Focus on debt collection
In addition to the 5,000 new HMRC compliance officers there is also a plan to recruit 1,800 debt management officers which is expected to raise £2.7 billion in additional revenue per year by 2029/30. We do not know what, if any, impact this will have on HMRC’s attitude to collecting tax debt but this measure, coupled with an increase in late payment interest rates from April 2025, makes it even less attractive to ignore tax debts building up. We expect to see an even less empathetic approach from HMRC and the £12 million to acquire credit reference agency data will allow HMRC to better target their debt collection activities.
IT Investment
Significant financial investment to improve HMRC’s use of IT have been announced. The main areas of focus are on helping to identify so-called ‘tax ghosts’. i.e. those who are not known to HMRC, and in efforts to tackle offshore non-compliance. There is also a commitment to invest £154 million to modernise HMRC’s debt management system.
Criminal investigations and tax fraud
HMRC will be tasked with commencing more criminal investigations and we expect to see more taxpayers invited to settle their affairs under Code of Practice 9 where civil procedures are deemed appropriate. It is important those who accept they have deliberately understated their tax liabilities seek professional advice urgently and do not wait for HMRC to come calling. This comes at the same time as the Government confirming the financial rewards offered to tax informants are going to increase.

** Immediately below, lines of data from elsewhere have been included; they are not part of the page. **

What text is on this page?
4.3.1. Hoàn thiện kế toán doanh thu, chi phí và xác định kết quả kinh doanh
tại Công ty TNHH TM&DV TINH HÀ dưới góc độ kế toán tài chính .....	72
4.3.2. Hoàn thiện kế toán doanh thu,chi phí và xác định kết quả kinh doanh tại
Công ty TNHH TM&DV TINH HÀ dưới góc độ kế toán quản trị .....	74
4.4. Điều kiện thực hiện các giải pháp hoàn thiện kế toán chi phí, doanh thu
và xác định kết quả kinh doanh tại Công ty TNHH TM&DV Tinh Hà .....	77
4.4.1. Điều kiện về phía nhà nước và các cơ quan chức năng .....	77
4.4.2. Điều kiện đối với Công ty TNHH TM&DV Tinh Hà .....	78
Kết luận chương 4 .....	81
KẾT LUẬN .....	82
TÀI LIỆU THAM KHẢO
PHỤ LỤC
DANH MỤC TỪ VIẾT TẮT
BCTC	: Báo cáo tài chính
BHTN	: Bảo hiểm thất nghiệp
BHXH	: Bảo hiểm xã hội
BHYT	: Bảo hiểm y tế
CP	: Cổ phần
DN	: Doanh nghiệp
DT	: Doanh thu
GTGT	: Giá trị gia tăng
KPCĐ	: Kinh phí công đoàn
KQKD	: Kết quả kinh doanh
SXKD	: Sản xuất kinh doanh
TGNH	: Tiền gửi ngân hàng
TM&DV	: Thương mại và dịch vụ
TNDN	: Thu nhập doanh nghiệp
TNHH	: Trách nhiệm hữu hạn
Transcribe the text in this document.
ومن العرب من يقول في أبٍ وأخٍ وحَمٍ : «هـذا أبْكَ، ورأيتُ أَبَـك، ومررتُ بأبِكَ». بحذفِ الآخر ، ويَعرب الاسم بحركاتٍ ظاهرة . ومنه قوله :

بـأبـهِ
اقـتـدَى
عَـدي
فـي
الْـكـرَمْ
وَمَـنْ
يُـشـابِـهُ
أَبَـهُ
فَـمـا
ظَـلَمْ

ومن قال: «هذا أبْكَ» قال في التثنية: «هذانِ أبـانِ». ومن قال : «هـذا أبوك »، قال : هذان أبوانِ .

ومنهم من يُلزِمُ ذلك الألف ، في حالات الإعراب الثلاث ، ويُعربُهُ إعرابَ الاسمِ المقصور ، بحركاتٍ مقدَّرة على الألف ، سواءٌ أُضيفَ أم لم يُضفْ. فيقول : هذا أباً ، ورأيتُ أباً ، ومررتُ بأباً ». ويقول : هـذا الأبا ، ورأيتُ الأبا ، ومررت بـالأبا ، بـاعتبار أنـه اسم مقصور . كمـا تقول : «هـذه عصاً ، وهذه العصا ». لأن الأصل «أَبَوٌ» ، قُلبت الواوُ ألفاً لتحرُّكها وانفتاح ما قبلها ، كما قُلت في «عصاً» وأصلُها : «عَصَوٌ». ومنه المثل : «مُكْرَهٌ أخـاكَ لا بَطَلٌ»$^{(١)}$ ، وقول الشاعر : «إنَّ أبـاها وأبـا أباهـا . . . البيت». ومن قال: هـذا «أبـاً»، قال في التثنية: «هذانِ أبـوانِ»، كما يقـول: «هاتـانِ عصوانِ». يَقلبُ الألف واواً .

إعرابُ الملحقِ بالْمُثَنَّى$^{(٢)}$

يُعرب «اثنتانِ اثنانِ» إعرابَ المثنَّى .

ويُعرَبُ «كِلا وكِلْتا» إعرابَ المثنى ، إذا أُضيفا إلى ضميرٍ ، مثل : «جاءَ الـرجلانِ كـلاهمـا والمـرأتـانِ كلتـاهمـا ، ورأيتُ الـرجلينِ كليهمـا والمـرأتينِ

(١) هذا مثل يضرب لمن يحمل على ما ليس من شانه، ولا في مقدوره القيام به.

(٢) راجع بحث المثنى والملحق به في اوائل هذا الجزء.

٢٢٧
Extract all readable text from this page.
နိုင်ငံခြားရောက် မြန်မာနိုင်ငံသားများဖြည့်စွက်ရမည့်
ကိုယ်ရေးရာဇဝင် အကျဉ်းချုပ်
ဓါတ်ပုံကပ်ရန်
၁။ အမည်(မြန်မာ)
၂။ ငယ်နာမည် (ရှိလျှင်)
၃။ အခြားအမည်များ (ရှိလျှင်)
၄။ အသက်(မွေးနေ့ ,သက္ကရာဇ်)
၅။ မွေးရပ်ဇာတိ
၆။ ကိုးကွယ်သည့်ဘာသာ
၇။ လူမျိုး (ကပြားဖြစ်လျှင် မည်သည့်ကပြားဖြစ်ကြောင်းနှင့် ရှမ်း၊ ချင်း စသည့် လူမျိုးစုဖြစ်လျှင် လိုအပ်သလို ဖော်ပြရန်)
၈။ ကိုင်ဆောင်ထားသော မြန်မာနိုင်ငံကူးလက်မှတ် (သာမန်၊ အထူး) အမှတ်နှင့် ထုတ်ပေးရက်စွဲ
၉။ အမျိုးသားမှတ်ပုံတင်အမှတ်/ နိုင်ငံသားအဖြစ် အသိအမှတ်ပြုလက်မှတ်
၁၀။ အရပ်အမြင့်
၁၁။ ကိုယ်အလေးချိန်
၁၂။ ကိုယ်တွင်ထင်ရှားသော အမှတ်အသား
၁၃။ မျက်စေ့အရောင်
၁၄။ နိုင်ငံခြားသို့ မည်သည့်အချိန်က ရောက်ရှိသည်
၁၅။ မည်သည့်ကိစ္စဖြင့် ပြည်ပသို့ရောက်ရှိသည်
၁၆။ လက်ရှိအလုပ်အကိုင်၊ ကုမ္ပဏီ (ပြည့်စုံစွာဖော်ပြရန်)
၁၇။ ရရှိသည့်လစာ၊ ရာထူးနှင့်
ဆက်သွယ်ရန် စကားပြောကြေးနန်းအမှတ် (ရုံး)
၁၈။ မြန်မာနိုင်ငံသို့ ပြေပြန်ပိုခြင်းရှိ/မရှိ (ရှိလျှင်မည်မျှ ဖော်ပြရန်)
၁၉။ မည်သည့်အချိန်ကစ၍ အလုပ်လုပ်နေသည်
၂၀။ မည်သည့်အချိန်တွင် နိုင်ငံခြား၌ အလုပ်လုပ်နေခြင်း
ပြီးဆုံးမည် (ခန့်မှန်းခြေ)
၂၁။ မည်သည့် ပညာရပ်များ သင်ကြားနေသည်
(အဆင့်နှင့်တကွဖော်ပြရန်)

More consultation documents
An overriding message from the Budget announcements concerned the Government’s commitment to closing the tax gap. Arguably a little light on detail at this time, instead we can expect a number of consultation documents in 2025 in various areas. These include, “Enhancing HMRC powers and sanctions against tax adviser facilitated non-compliance”, “Tackling promoters of marketed tax avoidance”, “New ways to tackle tax non-compliance” and “Simplifying and improving tax administration”.
Summary
In summary, the strategy to close the ‘tax gap’ appears to be threefold. Recruit more HMRC officers, significant investments in IT and taking a more targeted approach to enquiry work. None of the ideas appear are new, but if the Government sticks to its plan, then it will undoubtedly lead to more tax investigations. The advice then is simple, if tax irregularities are known to exist there is no benefit in waiting and professional advice should be sought urgently to make the necessary corrections.